To examine the cleavage performance of the mRNA substrate by DNFs@ZnMn, ATG-5 mRNA was labelled with a fluorophore (FAM)/quencher (BHQ1) at its 3′- and 5′-ends, respectively. Thus, the cleavage of mRNA can be indicated by the increased FL signals. In the experiments, mRNAs were incubated with DNA nanoflowers (DNFs) and the ones without DNAzyme-1 (DNFs-n1) or without DNAzyme-2 (DNFs-n2) for the comparison. As a result (Fig. 2E and S12†), only a dramatic increase of FL signals was recorded after incubating mRNAs with DNFs@ZnMn, while no significant response was observed for the groups without one or both DNAzymes. This further confirmed the cascade cleavage of the mRNA by DNAzyme-1 and DNAzyme-2, which facilitated the highly specific gene silencing therapy.

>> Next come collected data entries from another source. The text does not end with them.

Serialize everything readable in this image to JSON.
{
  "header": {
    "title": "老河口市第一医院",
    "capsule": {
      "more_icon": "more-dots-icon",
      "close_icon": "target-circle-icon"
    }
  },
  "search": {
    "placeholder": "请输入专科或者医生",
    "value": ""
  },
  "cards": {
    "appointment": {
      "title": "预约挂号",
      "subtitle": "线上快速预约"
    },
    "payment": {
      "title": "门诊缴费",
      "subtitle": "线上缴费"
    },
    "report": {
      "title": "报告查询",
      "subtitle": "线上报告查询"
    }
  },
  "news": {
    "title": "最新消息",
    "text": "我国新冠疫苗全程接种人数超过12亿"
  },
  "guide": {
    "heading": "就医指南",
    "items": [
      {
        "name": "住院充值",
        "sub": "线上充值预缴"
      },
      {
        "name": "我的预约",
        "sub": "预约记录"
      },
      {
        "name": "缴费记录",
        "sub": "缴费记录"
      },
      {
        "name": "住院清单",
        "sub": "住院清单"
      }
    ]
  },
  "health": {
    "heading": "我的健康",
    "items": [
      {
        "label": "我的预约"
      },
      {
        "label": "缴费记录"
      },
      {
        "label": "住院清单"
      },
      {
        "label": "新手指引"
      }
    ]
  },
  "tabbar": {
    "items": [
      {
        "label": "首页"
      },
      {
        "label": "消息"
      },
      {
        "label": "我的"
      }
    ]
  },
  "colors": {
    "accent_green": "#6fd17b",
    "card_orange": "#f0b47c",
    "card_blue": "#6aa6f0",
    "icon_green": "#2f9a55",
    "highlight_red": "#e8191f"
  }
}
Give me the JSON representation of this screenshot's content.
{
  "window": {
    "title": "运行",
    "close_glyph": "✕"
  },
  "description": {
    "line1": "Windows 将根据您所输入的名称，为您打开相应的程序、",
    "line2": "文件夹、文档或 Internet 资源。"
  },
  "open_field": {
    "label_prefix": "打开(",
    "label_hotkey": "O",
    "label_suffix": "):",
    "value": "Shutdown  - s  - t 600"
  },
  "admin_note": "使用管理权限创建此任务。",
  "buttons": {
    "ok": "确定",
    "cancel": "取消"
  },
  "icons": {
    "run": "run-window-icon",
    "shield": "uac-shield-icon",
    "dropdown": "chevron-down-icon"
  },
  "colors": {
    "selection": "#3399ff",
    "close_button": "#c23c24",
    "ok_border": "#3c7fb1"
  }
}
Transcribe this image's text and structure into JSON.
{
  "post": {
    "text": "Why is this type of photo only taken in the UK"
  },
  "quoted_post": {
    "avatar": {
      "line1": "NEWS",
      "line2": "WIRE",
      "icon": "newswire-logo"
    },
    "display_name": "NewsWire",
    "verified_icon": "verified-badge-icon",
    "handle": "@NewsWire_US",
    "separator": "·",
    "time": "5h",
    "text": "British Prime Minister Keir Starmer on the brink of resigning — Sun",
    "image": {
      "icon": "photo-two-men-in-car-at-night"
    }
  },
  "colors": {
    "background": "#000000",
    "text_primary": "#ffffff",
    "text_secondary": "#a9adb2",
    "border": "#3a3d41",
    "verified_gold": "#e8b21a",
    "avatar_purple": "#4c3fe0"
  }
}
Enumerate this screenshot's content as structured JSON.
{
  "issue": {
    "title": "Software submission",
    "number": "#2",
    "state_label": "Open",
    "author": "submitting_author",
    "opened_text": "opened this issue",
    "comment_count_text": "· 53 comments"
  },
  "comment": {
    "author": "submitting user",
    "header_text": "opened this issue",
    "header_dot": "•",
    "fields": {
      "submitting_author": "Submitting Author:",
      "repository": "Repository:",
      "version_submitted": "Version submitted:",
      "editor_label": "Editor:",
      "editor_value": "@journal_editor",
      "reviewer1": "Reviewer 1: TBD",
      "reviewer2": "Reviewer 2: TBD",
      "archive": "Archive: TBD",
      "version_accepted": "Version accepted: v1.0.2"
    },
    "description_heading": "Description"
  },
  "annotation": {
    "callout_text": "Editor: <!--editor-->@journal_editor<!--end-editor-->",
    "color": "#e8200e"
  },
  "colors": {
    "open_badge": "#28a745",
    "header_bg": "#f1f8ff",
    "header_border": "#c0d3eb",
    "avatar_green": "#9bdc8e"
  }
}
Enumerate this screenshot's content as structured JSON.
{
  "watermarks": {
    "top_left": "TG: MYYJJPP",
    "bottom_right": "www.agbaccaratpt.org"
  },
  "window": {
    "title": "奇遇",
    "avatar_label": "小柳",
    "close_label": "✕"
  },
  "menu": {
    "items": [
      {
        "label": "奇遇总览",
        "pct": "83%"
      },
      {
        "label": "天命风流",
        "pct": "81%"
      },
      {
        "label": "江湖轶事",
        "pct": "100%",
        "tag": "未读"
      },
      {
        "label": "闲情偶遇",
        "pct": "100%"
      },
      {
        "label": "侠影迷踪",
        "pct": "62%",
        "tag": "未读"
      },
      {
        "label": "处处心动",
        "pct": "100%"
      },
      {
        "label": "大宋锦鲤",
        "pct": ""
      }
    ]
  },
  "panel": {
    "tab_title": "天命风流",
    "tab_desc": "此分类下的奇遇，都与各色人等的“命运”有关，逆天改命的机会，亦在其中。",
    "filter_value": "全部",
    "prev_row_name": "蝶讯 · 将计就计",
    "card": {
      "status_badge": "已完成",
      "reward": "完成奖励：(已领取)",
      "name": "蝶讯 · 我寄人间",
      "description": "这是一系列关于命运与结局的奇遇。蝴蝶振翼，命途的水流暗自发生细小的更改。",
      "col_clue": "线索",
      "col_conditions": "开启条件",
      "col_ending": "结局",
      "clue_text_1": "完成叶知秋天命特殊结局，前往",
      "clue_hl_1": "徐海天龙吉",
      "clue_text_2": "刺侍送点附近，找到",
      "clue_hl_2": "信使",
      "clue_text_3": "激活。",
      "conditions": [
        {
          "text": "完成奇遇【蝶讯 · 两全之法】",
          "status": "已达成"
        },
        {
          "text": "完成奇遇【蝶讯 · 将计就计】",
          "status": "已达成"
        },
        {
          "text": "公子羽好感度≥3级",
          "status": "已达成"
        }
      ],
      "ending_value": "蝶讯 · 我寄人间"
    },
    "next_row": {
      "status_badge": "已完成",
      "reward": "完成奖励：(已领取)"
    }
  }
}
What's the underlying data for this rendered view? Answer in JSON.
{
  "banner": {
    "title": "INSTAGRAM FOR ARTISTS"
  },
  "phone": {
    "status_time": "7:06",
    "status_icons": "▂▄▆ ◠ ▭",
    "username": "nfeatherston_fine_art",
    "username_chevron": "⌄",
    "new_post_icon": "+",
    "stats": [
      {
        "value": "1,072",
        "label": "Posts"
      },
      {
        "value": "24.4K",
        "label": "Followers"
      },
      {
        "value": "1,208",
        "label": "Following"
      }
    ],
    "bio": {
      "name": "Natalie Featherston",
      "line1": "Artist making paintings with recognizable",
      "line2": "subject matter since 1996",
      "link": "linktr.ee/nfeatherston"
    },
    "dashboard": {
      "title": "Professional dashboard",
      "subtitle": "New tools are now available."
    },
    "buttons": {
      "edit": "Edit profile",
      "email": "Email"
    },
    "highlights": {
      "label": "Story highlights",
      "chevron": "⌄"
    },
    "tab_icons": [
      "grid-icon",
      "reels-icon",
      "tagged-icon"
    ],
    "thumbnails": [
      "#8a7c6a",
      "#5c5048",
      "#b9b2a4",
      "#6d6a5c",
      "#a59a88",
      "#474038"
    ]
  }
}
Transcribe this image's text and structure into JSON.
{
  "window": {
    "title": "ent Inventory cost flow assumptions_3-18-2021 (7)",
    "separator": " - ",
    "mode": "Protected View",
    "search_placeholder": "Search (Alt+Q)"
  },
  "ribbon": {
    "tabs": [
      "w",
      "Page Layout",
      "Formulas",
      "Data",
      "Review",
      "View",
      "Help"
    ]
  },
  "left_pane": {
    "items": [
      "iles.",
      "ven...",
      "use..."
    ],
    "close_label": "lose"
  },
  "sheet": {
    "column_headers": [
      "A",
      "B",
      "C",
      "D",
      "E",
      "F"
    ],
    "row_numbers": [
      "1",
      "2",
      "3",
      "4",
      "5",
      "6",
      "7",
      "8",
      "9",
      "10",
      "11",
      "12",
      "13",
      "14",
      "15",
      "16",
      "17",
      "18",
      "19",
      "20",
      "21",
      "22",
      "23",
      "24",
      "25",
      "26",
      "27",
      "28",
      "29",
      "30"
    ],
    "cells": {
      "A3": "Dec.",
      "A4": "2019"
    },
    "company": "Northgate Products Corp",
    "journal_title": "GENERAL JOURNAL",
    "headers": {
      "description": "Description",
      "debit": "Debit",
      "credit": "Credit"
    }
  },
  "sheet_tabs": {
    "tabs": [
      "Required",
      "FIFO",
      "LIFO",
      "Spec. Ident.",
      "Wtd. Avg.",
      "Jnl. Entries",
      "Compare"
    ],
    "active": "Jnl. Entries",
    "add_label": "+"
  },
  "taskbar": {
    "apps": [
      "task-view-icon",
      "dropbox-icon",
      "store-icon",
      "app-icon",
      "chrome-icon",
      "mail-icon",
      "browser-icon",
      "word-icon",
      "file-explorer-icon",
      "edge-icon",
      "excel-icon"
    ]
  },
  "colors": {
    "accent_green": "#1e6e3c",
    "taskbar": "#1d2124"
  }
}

DNFs@ZnMn was expected to function as a CAT-like nanozyme to generate H₂O₂ for decomposing H₂O₂ into O₂ at the tumor sites, devoted to relieving hypoxia for efficient ROS generation. To examine the performance of cascade relieving of tumor hypoxia by DNFs@ZnMn (illustrated in Fig. 2A-ii), the generation of both H₂O₂ and O₂ was evaluated. First, H₂O₂ generation from ZnO₂ was monitored by incubating DNFs@ZnMn with Ti(SO₄)₂, which formed yellow precipitates to exhibit 412 nm-absorption under acidic conditions. The standardized linear relationship between absorption of Ti(SO₄)₂ and H₂O₂ concentration is exhibited in Fig. S13.† As shown in Fig. 2F, the UV-vis absorption at 412 nm increased with the increase in acidity (from pH 7.4 to pH 5.5), and the highest absorption was recorded at pH 5.5. This indicated the pH-initiated DNFs@ZnMn disassembly for generating H₂O₂. Thereafter, adequate O₂ was generated upon the reaction between H₂O₂ and MnO₂, along with obtaining Mn²⁺. This was further confirmed by the time-dependent and H₂O₂-dependent generation of dissolved O₂ in the presence of MnO₂ (DNFs@ZnMn and ZnO₂–Mn nanozyme) (Fig. 2G and S14A†), which was also facilitated under acidic conditions (Fig. S14B†). Therefore, the relieving of tumor hypoxia was realized by the cascade generation of adequate O₂ upon the disassembly of DNFs@ZnMn under acidic conditions.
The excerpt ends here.